The view itself was a verdant display of coastal beauty; palmetto trees, hydrangeas, and mossy oaks dotted across a green lawn that gently sloped into the salt marsh. The marsh grass stood tall, bright green or nearly golden depending on the season, and it stretched across iridescent pluff mud and oyster beds until it gave way to Charleston Harbor. I could sit in my bedroom and count the church steeples Downtown or watch cars cross the bridge into Mt. Pleasant. I’ve decided that giving a view like this to a sensitive and imaginative child sets them up for a lifetime of gentle sentiment and nostalgia. My sister’s bedroom window looked out over our hot, tar driveway and she turned out to be a real bruiser.
Because of the window, I did a lot of sitting and thinking. I was six or so, and I created a fantastical inner world that made it hard to relate to the sticky kids I had to hang around at school. I would recoil into myself to think deeply on why they were always so loud and damp. I figured something must be amiss at their homes, and I would complete my assignments while wondering about the unmet needs of my classmates.
And now that time has passed, I can look back and see that people are mostly already who they will be when they’re still in elementary school, but we have to wait thirty years to be able to turn it into anything. Maybe twenty if we're lucky. I was a squeamish, nervous, introvert in kindergarten, and very few things have progressed from there.
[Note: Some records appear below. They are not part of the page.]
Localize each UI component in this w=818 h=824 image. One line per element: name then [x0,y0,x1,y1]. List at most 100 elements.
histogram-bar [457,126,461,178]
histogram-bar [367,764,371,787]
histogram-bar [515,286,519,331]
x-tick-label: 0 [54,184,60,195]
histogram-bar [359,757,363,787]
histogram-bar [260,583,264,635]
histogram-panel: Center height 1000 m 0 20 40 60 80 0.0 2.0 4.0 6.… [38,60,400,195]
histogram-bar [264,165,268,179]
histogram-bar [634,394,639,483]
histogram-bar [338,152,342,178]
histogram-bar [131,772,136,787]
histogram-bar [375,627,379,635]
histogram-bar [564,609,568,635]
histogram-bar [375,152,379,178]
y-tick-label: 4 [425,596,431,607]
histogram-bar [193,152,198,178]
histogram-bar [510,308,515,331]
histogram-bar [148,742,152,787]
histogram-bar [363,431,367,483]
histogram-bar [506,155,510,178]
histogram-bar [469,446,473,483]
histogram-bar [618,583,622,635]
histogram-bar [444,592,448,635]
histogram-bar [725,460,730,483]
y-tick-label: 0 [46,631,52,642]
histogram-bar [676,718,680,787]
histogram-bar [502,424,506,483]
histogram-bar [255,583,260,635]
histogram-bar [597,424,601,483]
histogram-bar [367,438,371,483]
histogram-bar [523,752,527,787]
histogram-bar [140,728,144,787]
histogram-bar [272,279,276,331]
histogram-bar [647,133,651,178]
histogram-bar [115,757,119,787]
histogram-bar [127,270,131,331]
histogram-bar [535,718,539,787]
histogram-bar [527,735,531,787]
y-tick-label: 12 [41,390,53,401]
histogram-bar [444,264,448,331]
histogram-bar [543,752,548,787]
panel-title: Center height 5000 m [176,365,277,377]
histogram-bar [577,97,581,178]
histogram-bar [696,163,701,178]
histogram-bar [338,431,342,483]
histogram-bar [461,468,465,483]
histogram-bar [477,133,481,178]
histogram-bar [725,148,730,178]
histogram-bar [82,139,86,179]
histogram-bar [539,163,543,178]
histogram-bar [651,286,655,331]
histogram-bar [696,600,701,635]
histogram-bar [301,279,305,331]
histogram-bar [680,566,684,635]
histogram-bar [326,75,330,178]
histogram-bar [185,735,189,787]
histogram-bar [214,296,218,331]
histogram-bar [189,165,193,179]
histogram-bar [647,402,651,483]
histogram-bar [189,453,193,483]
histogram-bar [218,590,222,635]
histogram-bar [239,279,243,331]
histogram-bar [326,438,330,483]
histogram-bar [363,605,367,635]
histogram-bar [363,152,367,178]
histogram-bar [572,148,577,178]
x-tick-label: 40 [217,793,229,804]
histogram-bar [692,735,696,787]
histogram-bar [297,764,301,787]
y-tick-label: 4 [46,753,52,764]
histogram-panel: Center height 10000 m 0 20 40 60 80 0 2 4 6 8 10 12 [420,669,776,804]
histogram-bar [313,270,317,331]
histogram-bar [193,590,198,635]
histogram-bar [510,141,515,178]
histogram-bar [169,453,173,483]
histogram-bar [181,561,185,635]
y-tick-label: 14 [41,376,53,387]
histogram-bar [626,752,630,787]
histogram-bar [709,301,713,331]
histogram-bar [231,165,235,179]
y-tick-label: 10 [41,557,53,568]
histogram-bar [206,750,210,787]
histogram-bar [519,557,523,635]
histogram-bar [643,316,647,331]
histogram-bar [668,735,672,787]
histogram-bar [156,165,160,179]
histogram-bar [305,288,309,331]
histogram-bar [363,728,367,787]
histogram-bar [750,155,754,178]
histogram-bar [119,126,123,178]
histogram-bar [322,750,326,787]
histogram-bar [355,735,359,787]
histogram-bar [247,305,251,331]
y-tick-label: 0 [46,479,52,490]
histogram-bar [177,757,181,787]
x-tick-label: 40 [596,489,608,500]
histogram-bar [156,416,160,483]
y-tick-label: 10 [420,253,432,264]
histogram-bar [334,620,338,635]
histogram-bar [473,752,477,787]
My sister was a bossy, impatient, hall-monitor of a kid and she’s still just as frenzied. My dad; a door-to-door bubblegum salesman at five years old. He goes on to dominate in international sales. So it’s all right there in the elementary school squirts. We just have to let them age nicely in temperature-controlled cinderblock institutions until the precise moment of their own clarity.
But back to the view from my window. My formal education was a background character of my childhood. The main character and my real education was my homelife - an ongoing study of the people that were raising me, the potential harms and benefits of my burdensome older sister, the girl next door who I wanted to be just like, my ten cousins, four strange grandparents, and the unnerving people at church on Sunday. Who cares about writing in cursive with so much wonderful chaos to study at home?